You may be over or under fertilizing your bonsai, which will cause the tree to weaken and shed leaves.
Q. Why Is My Juniper Bonsai So Brittle?
A. If your tree appears brittle and dry, it’s likely that you are not watering it enough. Remember that your bonsai tree should have easily drained soil, meaning that you will have to water it more frequently than other pot plants.
Q. Which Juniper Species Is Best For Beginners?
A. With over 50 species of juniper bonsai, there is a lot to choose from. The Chinese juniper and the Japanese shimpakumare are ideal for beginners and allow for a slight margin of error whilst you master your new bonsai tree skills.
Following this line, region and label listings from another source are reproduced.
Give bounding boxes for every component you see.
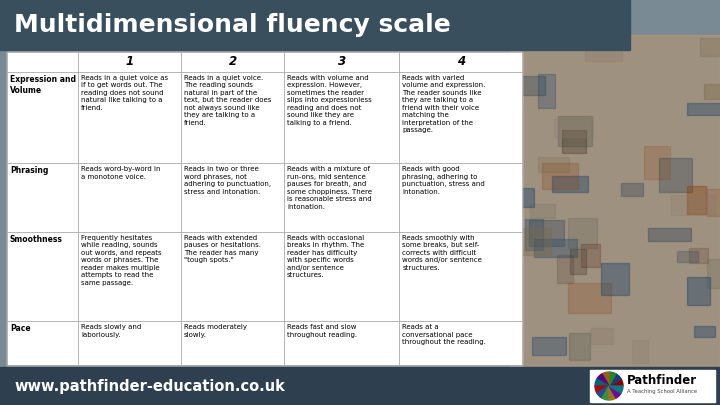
Text: Smoothness: Smoothness [10, 235, 63, 244]
Text: 4: 4 [456, 55, 465, 68]
Bar [621, 183, 643, 196]
Text: Reads fast and slow
throughout reading.: Reads fast and slow throughout reading. [287, 324, 357, 338]
Bar [0, 367, 720, 405]
Bar [530, 205, 555, 218]
Bar [580, 244, 600, 267]
Bar [700, 38, 720, 56]
Text: Phrasing: Phrasing [10, 166, 48, 175]
Bar [568, 283, 611, 313]
Bar [687, 277, 710, 305]
Bar [569, 333, 590, 360]
Bar [694, 326, 715, 337]
Bar [704, 84, 720, 99]
Text: Reads with good
phrasing, adhering to
punctuation, stress and
intonation.: Reads with good phrasing, adhering to pu… [402, 166, 485, 195]
Bar [529, 220, 564, 246]
Bar [510, 35, 720, 370]
Polygon shape [602, 386, 609, 400]
Text: Expression and
Volume: Expression and Volume [10, 75, 76, 95]
Bar [601, 263, 629, 295]
Polygon shape [597, 386, 609, 398]
Text: Pace: Pace [10, 324, 31, 333]
Bar [660, 158, 692, 192]
Bar [557, 255, 573, 283]
Text: Reads with volume and
expression. However,
sometimes the reader
slips into expre: Reads with volume and expression. Howeve… [287, 75, 372, 126]
Bar [510, 35, 720, 370]
Polygon shape [609, 386, 623, 393]
Bar [558, 115, 592, 146]
Bar [585, 36, 622, 61]
Bar [562, 130, 586, 153]
Text: Reads with varied
volume and expression.
The reader sounds like
they are talking: Reads with varied volume and expression.… [402, 75, 486, 133]
Bar [552, 176, 588, 192]
Bar [632, 340, 648, 363]
Text: Reads in a quiet voice.
The reading sounds
natural in part of the
text, but the : Reads in a quiet voice. The reading soun… [184, 75, 271, 126]
Text: 2: 2 [228, 55, 237, 68]
Text: Pathfinder: Pathfinder [627, 375, 697, 388]
Bar [590, 370, 715, 402]
Bar [689, 247, 708, 263]
Text: 3: 3 [338, 55, 346, 68]
Bar [538, 156, 569, 172]
Bar [644, 146, 670, 179]
Text: Reads slowly and
laboriously.: Reads slowly and laboriously. [81, 324, 141, 338]
Text: Reads in a quiet voice as
if to get words out. The
reading does not sound
natura: Reads in a quiet voice as if to get word… [81, 75, 168, 111]
Polygon shape [609, 379, 623, 386]
Bar [513, 188, 534, 207]
Text: Reads with occasional
breaks in rhythm. The
reader has difficulty
with specific : Reads with occasional breaks in rhythm. … [287, 235, 364, 279]
Bar [688, 103, 720, 115]
Bar [591, 328, 613, 344]
Bar [677, 252, 698, 262]
Text: A Teaching School Alliance: A Teaching School Alliance [627, 390, 697, 394]
Text: Reads smoothly with
some breaks, but self-
corrects with difficult
words and/or : Reads smoothly with some breaks, but sel… [402, 235, 482, 271]
Bar [568, 218, 597, 248]
Bar [534, 239, 577, 257]
Bar [570, 249, 586, 274]
Polygon shape [609, 386, 621, 398]
Text: Frequently hesitates
while reading, sounds
out words, and repeats
words or phras: Frequently hesitates while reading, soun… [81, 235, 162, 286]
Text: Reads word-by-word in
a monotone voice.: Reads word-by-word in a monotone voice. [81, 166, 161, 179]
Polygon shape [595, 379, 609, 386]
Bar [7, 52, 522, 365]
Text: Reads with extended
pauses or hesitations.
The reader has many
"tough spots.": Reads with extended pauses or hesitation… [184, 235, 261, 264]
Polygon shape [609, 374, 621, 386]
Bar [531, 337, 566, 355]
Polygon shape [595, 386, 609, 393]
Text: Reads at a
conversational pace
throughout the reading.: Reads at a conversational pace throughou… [402, 324, 486, 345]
Text: Reads in two or three
word phrases, not
adhering to punctuation,
stress and into: Reads in two or three word phrases, not … [184, 166, 271, 195]
Bar [525, 219, 544, 250]
Polygon shape [609, 386, 616, 400]
Polygon shape [597, 374, 609, 386]
Text: Reads moderately
slowly.: Reads moderately slowly. [184, 324, 247, 338]
Bar [670, 194, 715, 215]
Bar [554, 119, 593, 137]
Polygon shape [609, 372, 616, 386]
Bar [0, 0, 630, 50]
Bar [706, 189, 720, 215]
Text: Reads with a mixture of
run-ons, mid sentence
pauses for breath, and
some choppi: Reads with a mixture of run-ons, mid sen… [287, 166, 372, 210]
Text: www.pathfinder-education.co.uk: www.pathfinder-education.co.uk [14, 379, 285, 394]
Bar [516, 76, 545, 96]
Bar [517, 228, 551, 255]
Bar [648, 228, 691, 241]
Text: Multidimensional fluency scale: Multidimensional fluency scale [14, 13, 451, 37]
Bar [707, 258, 720, 288]
Text: 1: 1 [125, 55, 134, 68]
Bar [688, 186, 706, 214]
Bar [538, 74, 555, 108]
Bar [542, 163, 578, 190]
Polygon shape [602, 372, 609, 386]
Q. How Frequently Should I Water My Juniper Bonsai?
A. How often you water your bonsai depends on so many factors, the time of year, whether your tree is lying dormant, temperature and ambient humidity. You might have to water your tree daily, or if circumstances dictate, once a week. It’s all about learning about your tree. The most important rule is that you have a properly draining pot.
Q. Can My Juniper Survive Indoors?
A. Yes! You need to make sure that your juniper bonsai has ample sunshine, the right amount of water, humidity and fertilisation. The tree cannot withstand frost or freezing temperatures, ensuring that it is protected well in the winter. The juniper bonsai can withstand drought conditions for a day or so.
Q. Does The Juniper Require Direct Sunlight?
A. Your juniper bonsai loves the sunshine but doesn’t do so well in the midday or scorching sun because it can burn its delicate leaves, causing them to turn yellow and fall.
Q. How Can I Make My Juniper Bonsai Grow Faster?
A. If you would like to encourage growth, you can repot your bonsai tree into a larger pot, giving the roots more space to grow and absorb more nutrients. It’s best to repot just before the growing season in the spring.